The system itself is … interesting. You hold a certain number of cards in your hand at any given time (somewhere between 3 and 7, with 4 or 5 being normal for the X-men level characters). These cards are your hit-points (you discard cards when you get wounded), your dice rolls (they have random numbers on them which you use to determine success or failure) and your character/hero/karma points (i.e. using them in a particular way allows you to affect things more than you normally would be able to do). Having a hand of cards is a bit like saying you have five dice rolls to choose from each time you want to resolve something, and when you use one of them you have to roll that dice again to bring the total back up to five.

The cards have five suits. Each one is a different colour, is based on a different stat, and is named after a different Marvel character who exemplifies that stat. Resolution is as you might expect: take an ability/stat/skill/power and add the value of the card to beat some target value. The more experienced your character is, the more cards he/she can play at one time. The different suits also function as trumps for their relevant stat, so playing a “5 of Agility” from your hand for an agility based action allows you to draw a card from the top of the deck and add that to the total (and continue to draw and add for as long as you continue to draw the same trump suit).

One suit (Doom/Dr. Doom) has the added drawback that the GM (or Narrator as he’s known in this game) gets to keep those cards and use the numbers on them against you at inopportune times. This is a nice little thing the players have to keep in mind when they play those cards.

The downside of the cards is that they are completely relied upon for resolution of everything (even things like the weather, if you want). So what happens if you lose some or all of them? It’s not like dice where you can just go buy a new set. Perhaps in 1998 TSR planned to make the available to buy, but eBay is about the only place you might find them now. Also, I found the rules at times difficult to understand, but that could be just because I haven’t yet played it. Reading them didn’t make them become clear, and the examples they gave just served to muddy things even further.

The game is clearly intended to be used to play in the Marvel Universe, and with Marvel characters and a large number of the most popular are included in the Roster Book. The game itself is light on source material–it expects you to read the comics (or possibly some supplements) to fully understand anything about the universe or the characters. There’s no history or timeline as you might find in other game settings. Perhaps it’s naive of me to think that it might be necessary for those of us who haven’t read all the Marvel comics since the 1960s.
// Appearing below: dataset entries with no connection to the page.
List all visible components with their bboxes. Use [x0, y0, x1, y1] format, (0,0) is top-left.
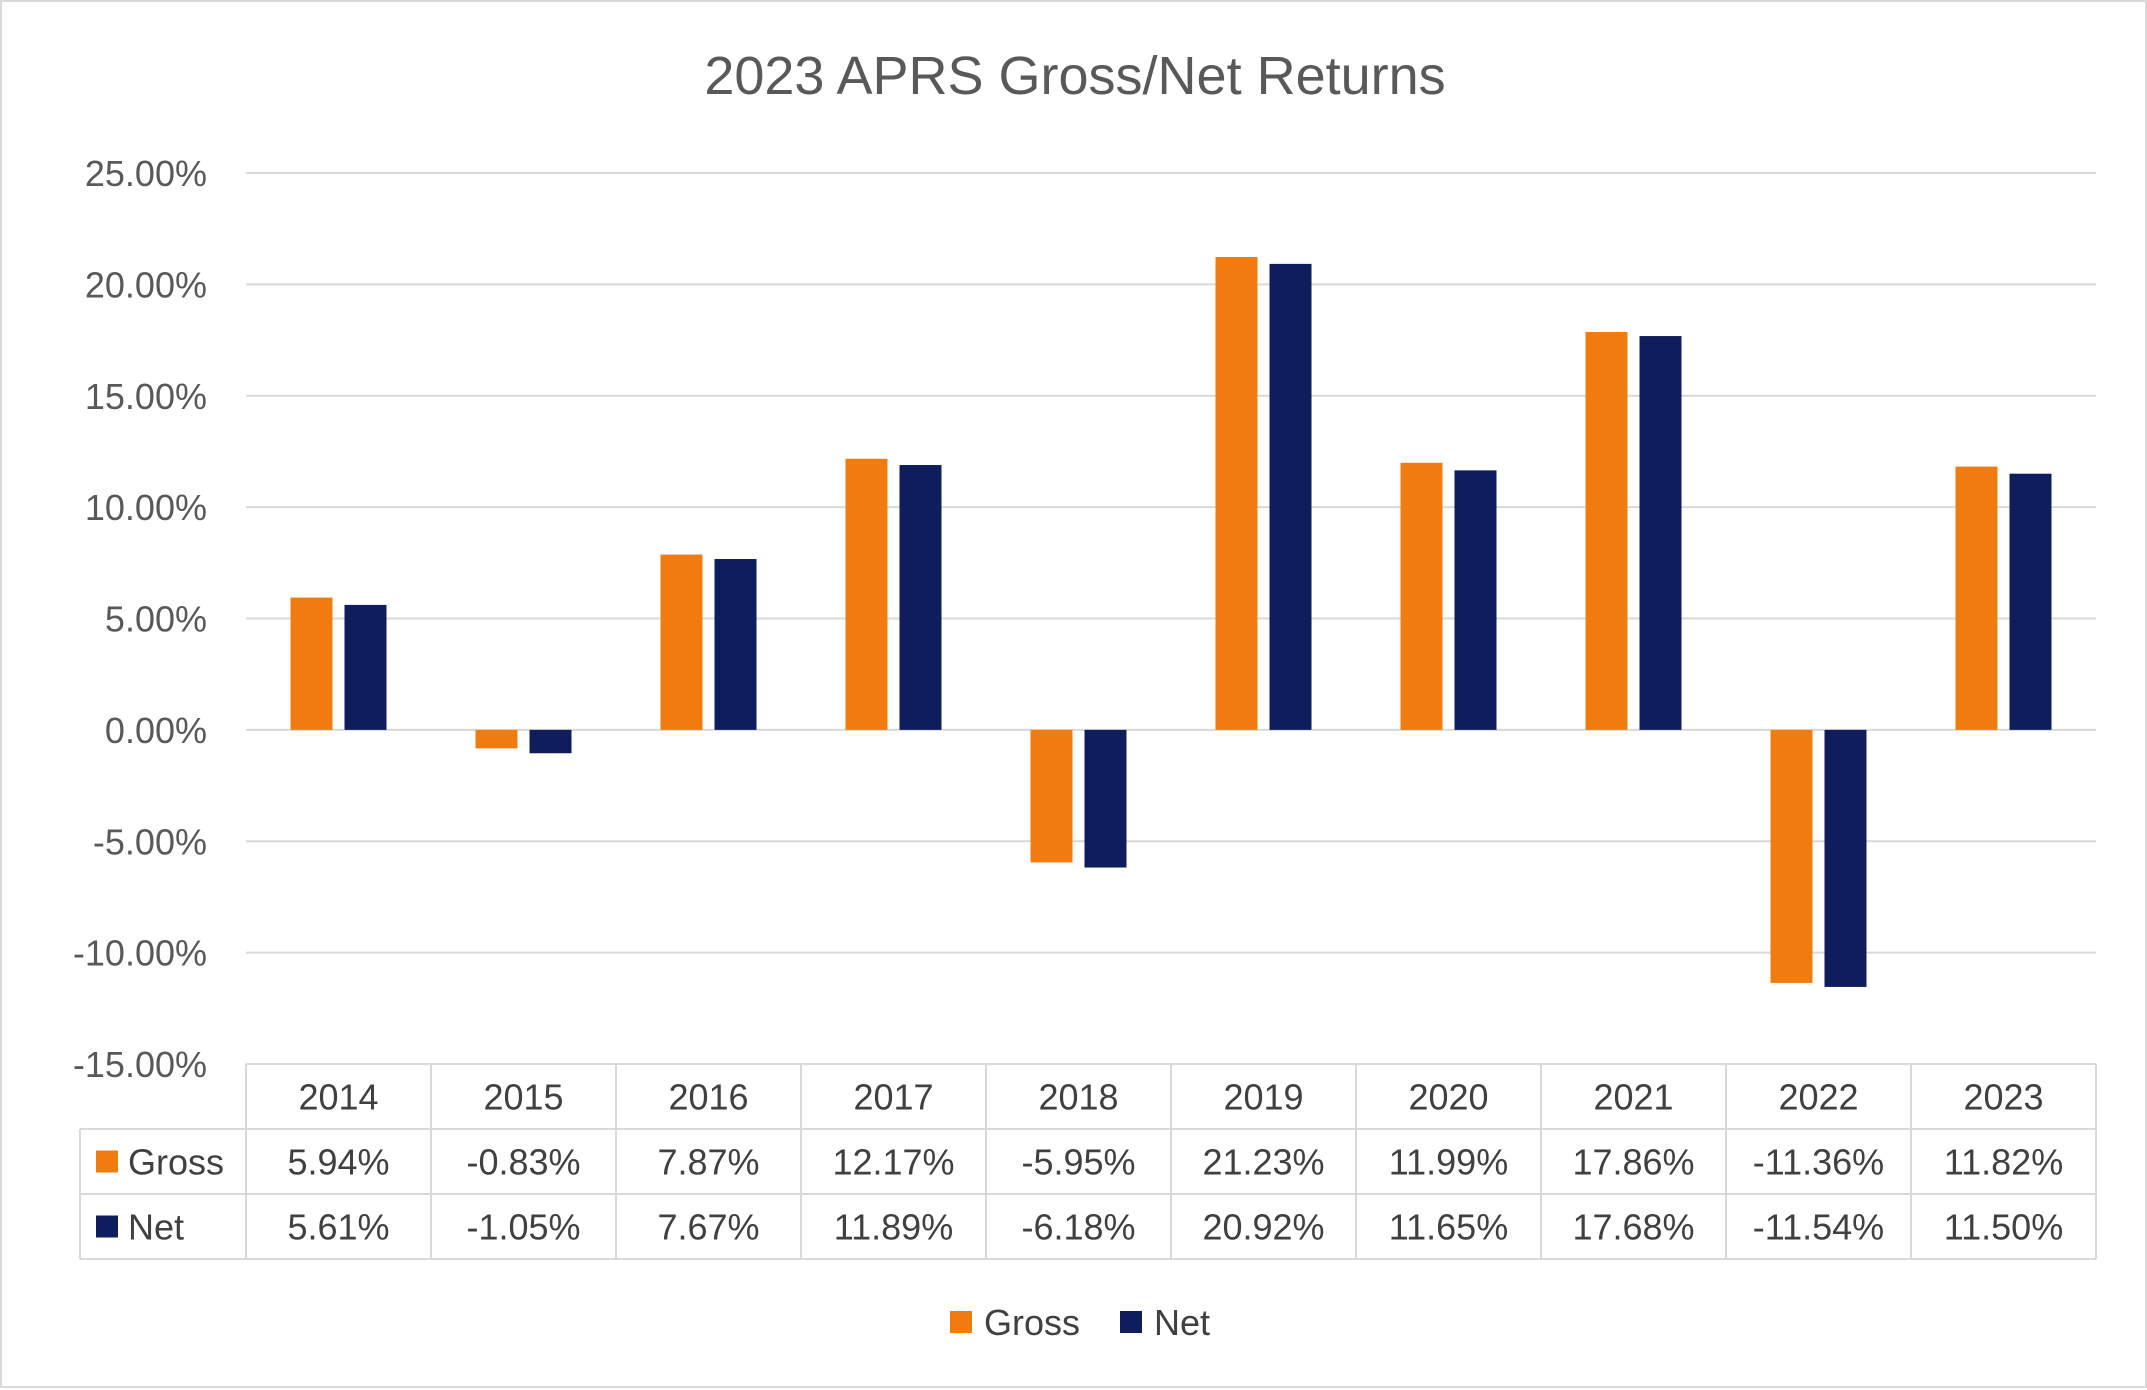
category-label: 2021 — [1593, 1077, 1673, 1118]
table-cell: 17.68% — [1572, 1207, 1694, 1248]
bar-gross-2019 — [1215, 256, 1258, 730]
table-cell: 11.99% — [1389, 1142, 1508, 1183]
bar-net-2019 — [1269, 263, 1312, 730]
table-cell: -11.36% — [1753, 1142, 1884, 1183]
table-series-name: Gross — [128, 1142, 224, 1183]
bar-gross-2022 — [1770, 729, 1813, 983]
category-label: 2015 — [483, 1077, 563, 1118]
table-cell: -0.83% — [466, 1142, 580, 1183]
category-label: 2018 — [1038, 1077, 1118, 1118]
bar-net-2023 — [2009, 473, 2052, 730]
bar-net-2017 — [899, 465, 942, 730]
chart-title: 2023 APRS Gross/Net Returns — [704, 46, 1445, 106]
bar-gross-2014 — [290, 597, 333, 730]
table-cell: 12.17% — [832, 1142, 954, 1183]
table-cell: 7.67% — [657, 1207, 759, 1248]
table-cell: -5.95% — [1021, 1142, 1135, 1183]
bar-net-2015 — [529, 729, 572, 754]
category-label: 2016 — [668, 1077, 748, 1118]
y-tick-label: 0.00% — [105, 710, 207, 751]
table-cell: 7.87% — [657, 1142, 759, 1183]
category-label: 2017 — [853, 1077, 933, 1118]
category-label: 2019 — [1223, 1077, 1303, 1118]
legend-swatch-gross — [950, 1311, 972, 1333]
table-cell: -11.54% — [1753, 1207, 1884, 1248]
legend-label-gross: Gross — [984, 1302, 1080, 1343]
table-cell: -6.18% — [1021, 1207, 1135, 1248]
legend: Gross Net — [950, 1302, 1210, 1343]
y-tick-label: 5.00% — [105, 599, 207, 640]
y-tick-label: -15.00% — [73, 1044, 207, 1085]
y-tick-label: 15.00% — [85, 376, 207, 417]
bar-net-2021 — [1639, 336, 1682, 730]
bar-net-2020 — [1454, 470, 1497, 730]
table-cell: -1.05% — [466, 1207, 580, 1248]
bar-net-2016 — [714, 559, 757, 730]
category-label: 2020 — [1408, 1077, 1488, 1118]
table-cell: 17.86% — [1572, 1142, 1694, 1183]
bars — [290, 256, 2052, 987]
y-tick-label: 20.00% — [85, 264, 207, 305]
y-axis-ticks: 25.00% 20.00% 15.00% 10.00% 5.00% 0.00% -5.00%… — [73, 153, 207, 1085]
legend-label-net: Net — [1154, 1302, 1210, 1343]
table-cell: 5.94% — [287, 1142, 389, 1183]
bar-gross-2015 — [475, 729, 518, 749]
table-cell: 11.50% — [1944, 1207, 2063, 1248]
bar-gross-2018 — [1030, 729, 1073, 863]
category-label: 2022 — [1778, 1077, 1858, 1118]
table-cell: 20.92% — [1202, 1207, 1324, 1248]
bar-gross-2023 — [1955, 466, 1998, 730]
data-table: 2014 2015 2016 2017 2018 2019 2020 2021 2022 2023… — [79, 1063, 2097, 1260]
table-cell: 11.65% — [1389, 1207, 1508, 1248]
bar-net-2018 — [1084, 729, 1127, 868]
y-tick-label: 25.00% — [85, 153, 207, 194]
table-series-key — [96, 1150, 118, 1173]
legend-swatch-net — [1120, 1311, 1142, 1333]
table-cell: 21.23% — [1202, 1142, 1324, 1183]
bar-net-2022 — [1824, 729, 1867, 987]
bar-net-2014 — [344, 604, 387, 730]
table-cell: 11.89% — [834, 1207, 953, 1248]
gridlines — [246, 172, 2096, 1065]
category-label: 2014 — [298, 1077, 378, 1118]
bar-gross-2021 — [1585, 332, 1628, 730]
bar-gross-2017 — [845, 458, 888, 730]
y-tick-label: -10.00% — [73, 933, 207, 974]
y-tick-label: 10.00% — [85, 487, 207, 528]
table-series-name: Net — [128, 1207, 184, 1248]
bar-gross-2020 — [1400, 462, 1443, 730]
table-series-key — [96, 1215, 118, 1238]
category-label: 2023 — [1963, 1077, 2043, 1118]
table-cell: 11.82% — [1944, 1142, 2063, 1183]
bar-gross-2016 — [660, 554, 703, 730]
y-tick-label: -5.00% — [93, 821, 207, 862]
table-cell: 5.61% — [287, 1207, 389, 1248]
Character generation is fairly simple, but relies heavily on GM adjudication. In fact, the system is intended to be used to generate those characters that weren’t quite popular enough to be included in the Roster Book but that still feature in the comic books. It even goes so far as to say “bring the comic book with you to every session, so that everyone knows what your character looks like”.

In summary then:

Good

+ Cards are a neat idea
+ System emphasises roleplaying

Bad

- Cards can get lost/damaged and aren’t easily replaced
- System wasn’t easy to understand, examples even less so
- Lack of background info not so good for people who don’t read a lot of Marvel comics
- Bad font choice

Overall score: 3d6 (out of a possible 6d6)

If I played this game a bit to see how well the system actually worked, this might go up to 4d6.